Sette borghi da scoprire e... gustare: torna la rassegna "Un’altra estate"

Dal 18 luglio al 5 settembre, da un’isola a un’altra isola, un viaggio nei borghi più belli della Toscana

Il granito dell’Isola del Giglio, l’acqua di Casciana Terme, i merletti d’Irlanda di Lajatico. E ancora la segatura di Camaiore, l’oggetto etrusco di Bibbona, gli attrezzi per i brigidini di Porciano, per finire con la palamita di Marina di Campo. Sono sette oggetti identitari di sette borghi, perle della nostra Toscana turistica, gioielli da scoprire insieme al Tirreno in un viaggio in altrettante tappe. Da isola a isola, dal Giglio all’Elba, ogni giovedì, a partire dal 18 luglio e fino al 5 settembre, Il Tirreno, insieme a Regione Toscana, Toscana Promozione Turistica, Fondazione Sistema Toscana, Vetrina Toscana e Feisct vi porta a scoprire angoli incantevoli di una regione che attira milioni di turisti e che accanto alle città d’arte "nasconde" un tesoro di piccole realtà, al mare, in campagna, in collina, che offrono itinerari suggestivi, storie da raccontare, prodotti tipici, colori e profumi.
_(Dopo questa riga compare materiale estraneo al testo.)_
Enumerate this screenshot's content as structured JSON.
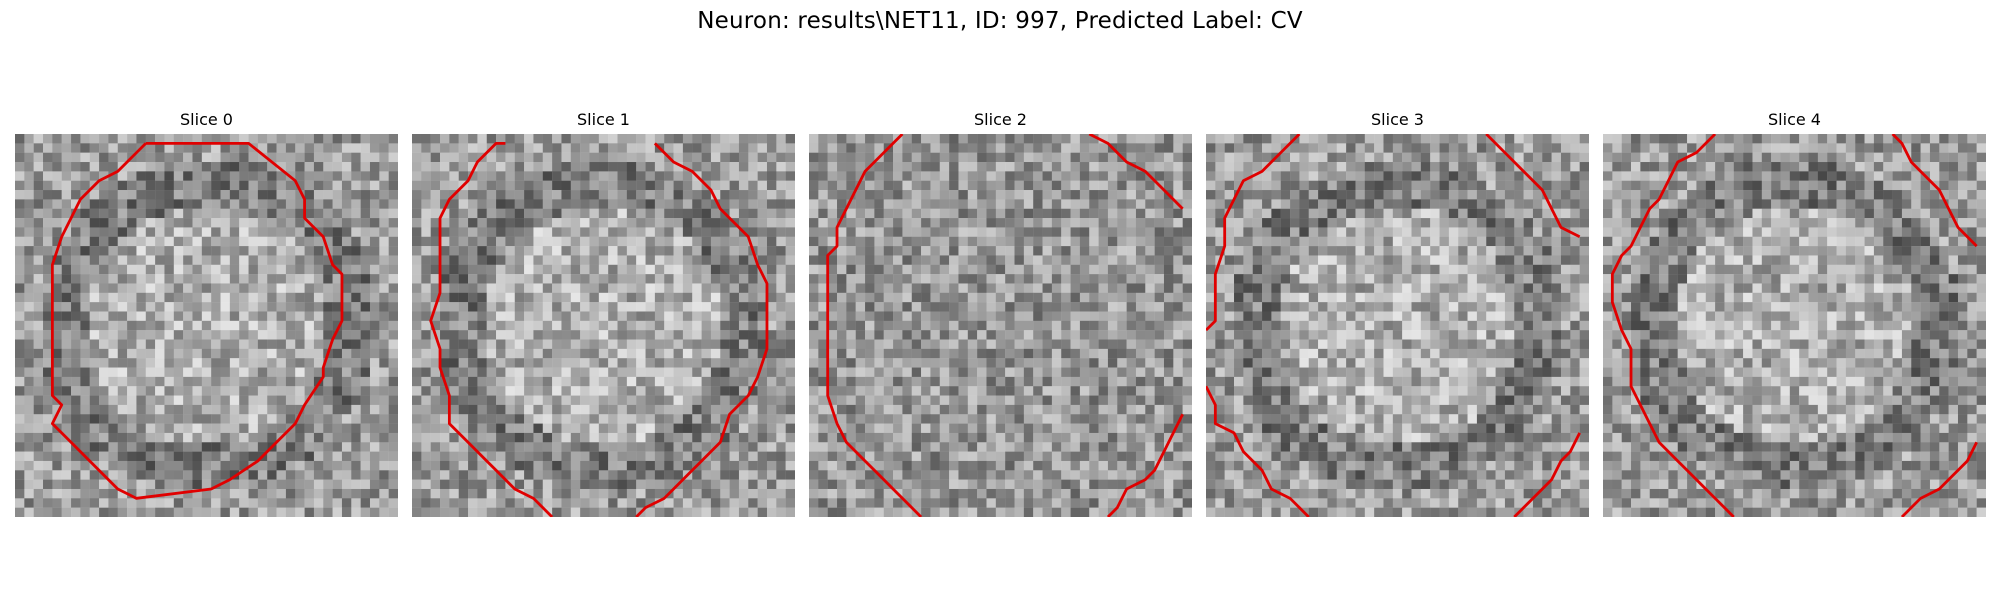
{
  "figure": {
    "title": "Neuron: results\\NET11, ID: 997, Predicted Label: CV"
  },
  "contour_color": "#e00000",
  "slices": [
    {
      "label": "Slice 0",
      "seed": 11,
      "dark_rim": true,
      "contours": [
        [
          [
            14,
            1
          ],
          [
            25,
            1
          ],
          [
            25,
            1
          ],
          [
            30,
            5
          ],
          [
            31,
            7
          ],
          [
            31,
            9
          ],
          [
            33,
            11
          ],
          [
            34,
            14
          ],
          [
            35,
            15
          ],
          [
            35,
            20
          ],
          [
            34,
            22
          ],
          [
            33,
            25
          ],
          [
            33,
            26
          ],
          [
            31,
            29
          ],
          [
            30,
            31
          ],
          [
            28,
            33
          ],
          [
            26,
            35
          ],
          [
            23,
            37
          ],
          [
            21,
            38
          ],
          [
            13,
            39
          ],
          [
            11,
            38
          ],
          [
            8,
            35
          ],
          [
            6,
            33
          ],
          [
            4,
            31
          ],
          [
            5,
            29
          ],
          [
            4,
            28
          ],
          [
            4,
            25
          ],
          [
            4,
            22
          ],
          [
            4,
            14
          ],
          [
            5,
            11
          ],
          [
            6,
            9
          ],
          [
            7,
            7
          ],
          [
            9,
            5
          ],
          [
            11,
            4
          ],
          [
            13,
            2
          ],
          [
            14,
            1
          ]
        ]
      ]
    },
    {
      "label": "Slice 1",
      "seed": 27,
      "dark_rim": true,
      "contours": [
        [
          [
            10,
            1
          ],
          [
            9,
            1
          ],
          [
            7,
            3
          ],
          [
            6,
            5
          ],
          [
            4,
            7
          ],
          [
            3,
            9
          ],
          [
            3,
            11
          ],
          [
            3,
            14
          ],
          [
            3,
            17
          ],
          [
            2,
            20
          ],
          [
            3,
            23
          ],
          [
            3,
            25
          ],
          [
            4,
            28
          ],
          [
            4,
            29
          ],
          [
            4,
            31
          ],
          [
            6,
            33
          ],
          [
            8,
            35
          ],
          [
            9,
            36
          ],
          [
            11,
            38
          ],
          [
            13,
            39
          ],
          [
            14,
            40
          ],
          [
            15,
            41
          ]
        ],
        [
          [
            26,
            1
          ],
          [
            28,
            3
          ],
          [
            30,
            4
          ],
          [
            32,
            6
          ],
          [
            33,
            8
          ],
          [
            34,
            9
          ],
          [
            36,
            11
          ],
          [
            37,
            14
          ],
          [
            38,
            16
          ],
          [
            38,
            19
          ],
          [
            38,
            23
          ],
          [
            37,
            26
          ],
          [
            36,
            28
          ],
          [
            34,
            30
          ],
          [
            33,
            33
          ],
          [
            31,
            35
          ],
          [
            30,
            36
          ],
          [
            28,
            38
          ],
          [
            27,
            39
          ],
          [
            25,
            40
          ],
          [
            24,
            41
          ]
        ]
      ]
    },
    {
      "label": "Slice 2",
      "seed": 53,
      "dark_rim": false,
      "contours": [
        [
          [
            10,
            0
          ],
          [
            8,
            2
          ],
          [
            6,
            4
          ],
          [
            5,
            6
          ],
          [
            4,
            8
          ],
          [
            3,
            10
          ],
          [
            3,
            12
          ],
          [
            2,
            13
          ],
          [
            2,
            16
          ],
          [
            2,
            20
          ],
          [
            2,
            25
          ],
          [
            2,
            28
          ],
          [
            3,
            31
          ],
          [
            4,
            33
          ],
          [
            6,
            35
          ],
          [
            7,
            36
          ],
          [
            9,
            38
          ],
          [
            11,
            40
          ],
          [
            12,
            41
          ]
        ],
        [
          [
            30,
            0
          ],
          [
            32,
            1
          ],
          [
            34,
            3
          ],
          [
            36,
            4
          ],
          [
            38,
            6
          ],
          [
            40,
            8
          ]
        ],
        [
          [
            40,
            30
          ],
          [
            39,
            32
          ],
          [
            38,
            34
          ],
          [
            37,
            36
          ],
          [
            36,
            37
          ],
          [
            34,
            38
          ],
          [
            33,
            40
          ],
          [
            32,
            41
          ]
        ]
      ]
    },
    {
      "label": "Slice 3",
      "seed": 79,
      "dark_rim": true,
      "contours": [
        [
          [
            10,
            0
          ],
          [
            8,
            2
          ],
          [
            6,
            4
          ],
          [
            4,
            5
          ],
          [
            3,
            7
          ],
          [
            2,
            9
          ],
          [
            2,
            12
          ],
          [
            1,
            15
          ],
          [
            1,
            18
          ],
          [
            1,
            20
          ],
          [
            0,
            21
          ]
        ],
        [
          [
            0,
            27
          ],
          [
            1,
            29
          ],
          [
            1,
            31
          ],
          [
            3,
            32
          ],
          [
            4,
            34
          ],
          [
            6,
            36
          ],
          [
            7,
            38
          ],
          [
            9,
            39
          ],
          [
            10,
            40
          ],
          [
            11,
            41
          ]
        ],
        [
          [
            30,
            0
          ],
          [
            32,
            2
          ],
          [
            34,
            4
          ],
          [
            36,
            6
          ],
          [
            37,
            8
          ],
          [
            38,
            10
          ],
          [
            40,
            11
          ]
        ],
        [
          [
            40,
            32
          ],
          [
            39,
            34
          ],
          [
            38,
            35
          ],
          [
            37,
            37
          ],
          [
            36,
            38
          ],
          [
            34,
            40
          ],
          [
            33,
            41
          ]
        ]
      ]
    },
    {
      "label": "Slice 4",
      "seed": 97,
      "dark_rim": true,
      "contours": [
        [
          [
            12,
            0
          ],
          [
            10,
            2
          ],
          [
            8,
            3
          ],
          [
            7,
            5
          ],
          [
            6,
            7
          ],
          [
            5,
            8
          ],
          [
            4,
            10
          ],
          [
            3,
            12
          ],
          [
            2,
            13
          ],
          [
            1,
            15
          ],
          [
            1,
            18
          ],
          [
            2,
            21
          ],
          [
            3,
            23
          ],
          [
            3,
            27
          ],
          [
            4,
            29
          ],
          [
            5,
            31
          ],
          [
            6,
            33
          ],
          [
            8,
            35
          ],
          [
            9,
            36
          ],
          [
            11,
            38
          ],
          [
            12,
            39
          ],
          [
            13,
            40
          ],
          [
            14,
            41
          ]
        ],
        [
          [
            31,
            0
          ],
          [
            32,
            1
          ],
          [
            33,
            3
          ],
          [
            34,
            4
          ],
          [
            36,
            6
          ],
          [
            37,
            8
          ],
          [
            38,
            10
          ],
          [
            39,
            11
          ],
          [
            40,
            12
          ]
        ],
        [
          [
            40,
            33
          ],
          [
            39,
            35
          ],
          [
            37,
            37
          ],
          [
            36,
            38
          ],
          [
            34,
            39
          ],
          [
            33,
            40
          ],
          [
            32,
            41
          ]
        ]
      ]
    }
  ]
}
Bentornata a "Un'altra estate": le 7 tappe dell'edizione 2019

E i sette Comuni protagonisti dell’edizione 2019 di "Un’altra estate" si sono presentati, nella sala Pegaso di palazzo Strozzi Sacrati a Firenze, portando con sé un oggetto che li caratterizza. Il Giglio, prima tappa il 18 luglio, ha scelto il granito. Del resto la costa est dell’isola attorno a Giglio Porto, è tappezzata di cave di granito. In esse generazioni di scalpellini hanno lavorato duramente, perché l’isola esportava soprattutto colonne di granito. Camaiore (25 luglio) ha portato la segatura colorata: ogni anno si tiene la processione del Corpus Domini e per questa occasione, si rinnova la creazione dei tappeti di segatura , che vengono realizzati nella notte tra sabato e domenica. E con una figurante rappresentante Matilde di Canossa Casciana Terme (1° agosto) ha scelto l’acqua: la storia delle terme inizia in epoca antichissima e fu proprio la contessa a promuovere lo sviluppo termalistico. E ancora Porciano (8 agosto) che ha scelto il brigidino, tipico dolce della zona, il cui nome deriva forse dalle monache devote a Santa Brigida. Lajatico invece (22 agosto) ha portato il merletto d’Irlanda. Nel paese la tradizione esclusiva risale agli anni ’20 del Novecento quando per la prima volta una nobildonna, la signora Enrichetta Gotti Lega, tornata da un viaggio in Irlanda, decise di aprire una scuola dove insegnare a realizzare il merletto. Bibbona (29 agosto), le cui origini sono etrusche, ha portato invece la statuetta bronzea di un capro, diventata simbolo del paese, ed oggi conservata nel Museo Archeologico di Firenze. Infine Marina di Campo (5 settembre) ha scelto la palamita, pesce "povero" della famiglia dei tonni: le sue carni possono essere cucinate in svariati modi, ma il modo migliore per gustare la palamita è sott’olio, con l’immancabile "zenzero". A Marina di Campo ci saranno anche i gelatieri del Gelato Festival, per una chiusura a alto... gusto.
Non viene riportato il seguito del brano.